I hope your new year is good so far. I love you dearly.
SB
ZenGato- Thank you for checking back and answering my questions! You and your lady seem to jive together really well with your tastes and your things. I like that I could see both of you in those pictures, all wrapped up and together. And those books? Riches! Such riches!
Mwa- Why don't you take the cupboard upstairs? I know what you mean about deciding to take down poems and photos in want of grown-up art. But then what? I don't think about going out to look for things to hang on my wall, and when I'm out I never used to look through the framed items at stores, but Mama always does and she finds the most wonderful things at second hand shops. If you remember to look you might find something really beautiful. She has the touch, though. Whenever I look I only find pictures of clowns or someone's paint-by-number horse. Do you have paint-by-number over there?

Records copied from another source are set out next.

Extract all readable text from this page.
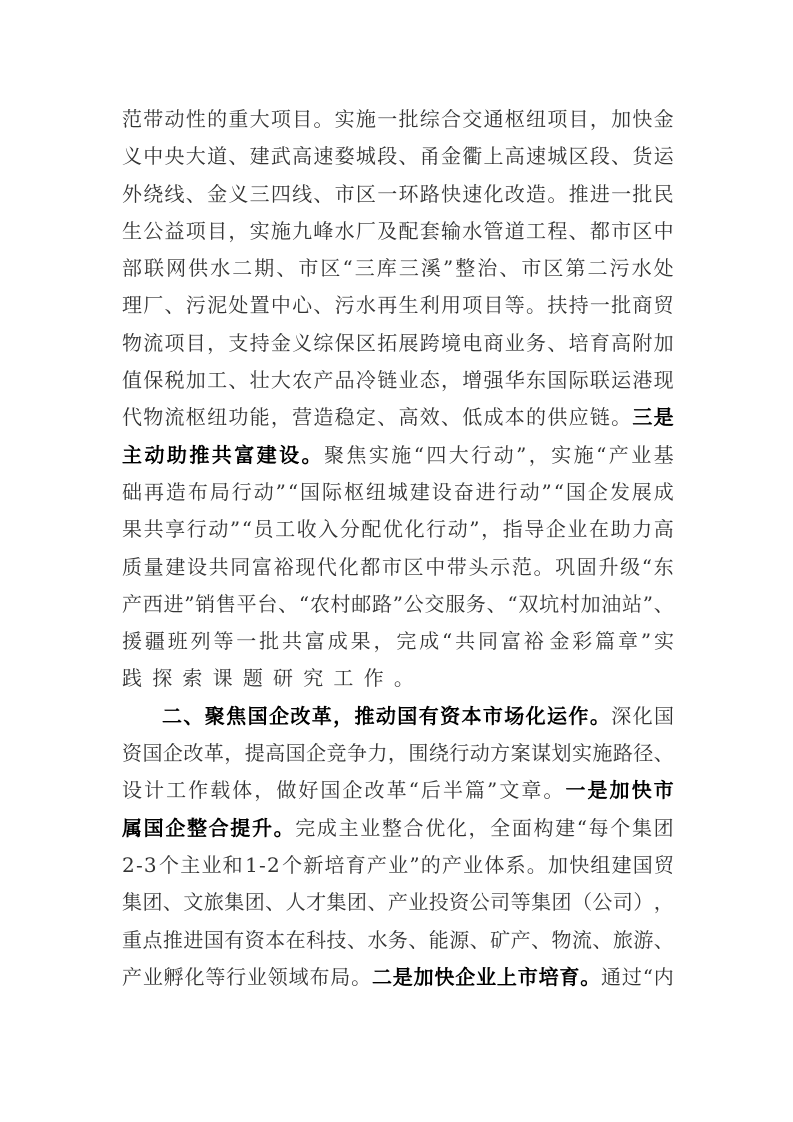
范 带 动 性 的 重 大 项 目 。 实 施 一 批 综 合 交 通 枢 纽 项 目 ， 加 快 金
义 中 央 大 道 、 建 武 高 速 婺 城 段 、 甬 金 衢 上 高 速 城 区 段 、 货 运
外 绕 线 、 金 义 三 四 线 、 市 区 一 环 路 快 速 化 改 造 。 推 进 一 批 民
生 公 益 项 目 ， 实 施 九 峰 水 厂 及 配 套 输 水 管 道 工 程 、 都 市 区 中
部 联 网 供 水 二 期 、 市 区 “ 三 库 三 溪 ” 整 治 、 市 区 第 二 污 水 处
理 厂 、 污 泥 处 置 中 心 、 污 水 再 生 利 用 项 目 等 。 扶 持 一 批 商 贸
物 流 项 目 ， 支 持 金 义 综 保 区 拓 展 跨 境 电 商 业 务 、 培 育 高 附 加
值 保 税 加 工 、 壮 大 农 产 品 冷 链 业 态 ， 增 强 华 东 国 际 联 运 港 现
代 物 流 枢 纽 功 能 ， 营 造 稳 定 、 高 效 、 低 成 本 的 供 应 链 。 三 是
主 动 助 推 共 富 建 设 。 聚 焦 实 施 “ 四 大 行 动 ” ， 实 施 “ 产 业 基
础 再 造 布 局 行 动 ” “ 国 际 枢 纽 城 建 设 奋 进 行 动 ” “ 国 企 发 展 成
果 共 享 行 动 ” “ 员 工 收 入 分 配 优 化 行 动 ” ， 指 导 企 业 在 助 力 高
质 量 建 设 共 同 富 裕 现 代 化 都 市 区 中 带 头 示 范 。 巩 固 升 级 “ 东
产 西 进 ” 销 售 平 台 、 “ 农 村 邮 路 ” 公 交 服 务 、 “ 双 坑 村 加 油 站 ” 、
援 疆 班 列 等 一 批 共 富 成 果 ， 完 成 “ 共 同 富 裕 金 彩 篇 章 ” 实
践 探 索 课 题 研 究 工 作 。
二 、 聚 焦 国 企 改 革 ， 推 动 国 有 资 本 市 场 化 运 作 。 深 化 国
资 国 企 改 革 ， 提 高 国 企 竞 争 力 ， 围 绕 行 动 方 案 谋 划 实 施 路 径 、
设 计 工 作 载 体 ， 做 好 国 企 改 革 “ 后 半 篇 ” 文 章 。 一 是 加 快 市
属 国 企 整 合 提 升 。 完 成 主 业 整 合 优 化 ， 全 面 构 建 “ 每 个 集 团
2 - 3 个 主 业 和 1 - 2 个 新 培 育 产 业 ” 的 产 业 体 系 。 加 快 组 建 国 贸
集 团 、 文 旅 集 团 、 人 才 集 团 、 产 业 投 资 公 司 等 集 团 （ 公 司 ） ，
重 点 推 进 国 有 资 本 在 科 技 、 水 务 、 能 源 、 矿 产 、 物 流 、 旅 游 、
产 业 孵 化 等 行 业 领 域 布 局 。 二 是 加 快 企 业 上 市 培 育 。 通 过 “ 内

SB- Your house sounds exactly perfect. I had a red couch once and I loooooved it, but it was only a borrow and I had to give it back eventually. Now I am stubborn and I hate all the couches I see that I can afford so I have no couch. I have a twin bed that I lounge on. It's like an opium den over here.
I love YOU dearly. When I see a comment from you it makes my day.
As always, your writing is wonderful. I can completely see your home -- feels like a home to me. I grew up with parents who put up anything and everything -- a stuffed wild pig shared space in the living room with a Tiffany lamp for instance... and I have inherited a little of that gene while at the same time, heading out into calmer clearer seas. I like my house to be a bit more spare (though not as spare as my husband would like) but the things in it are carefully chosen. I too, like old furniture, things with history. I share your pain over the Walmart table. Ikea fills me with some of the same dread. Your post has inspired me to take a look at the little space in my house that is just for me and do a little re-do. Thanks for your words and for the link to your brother's site. (aren't brothers the best?)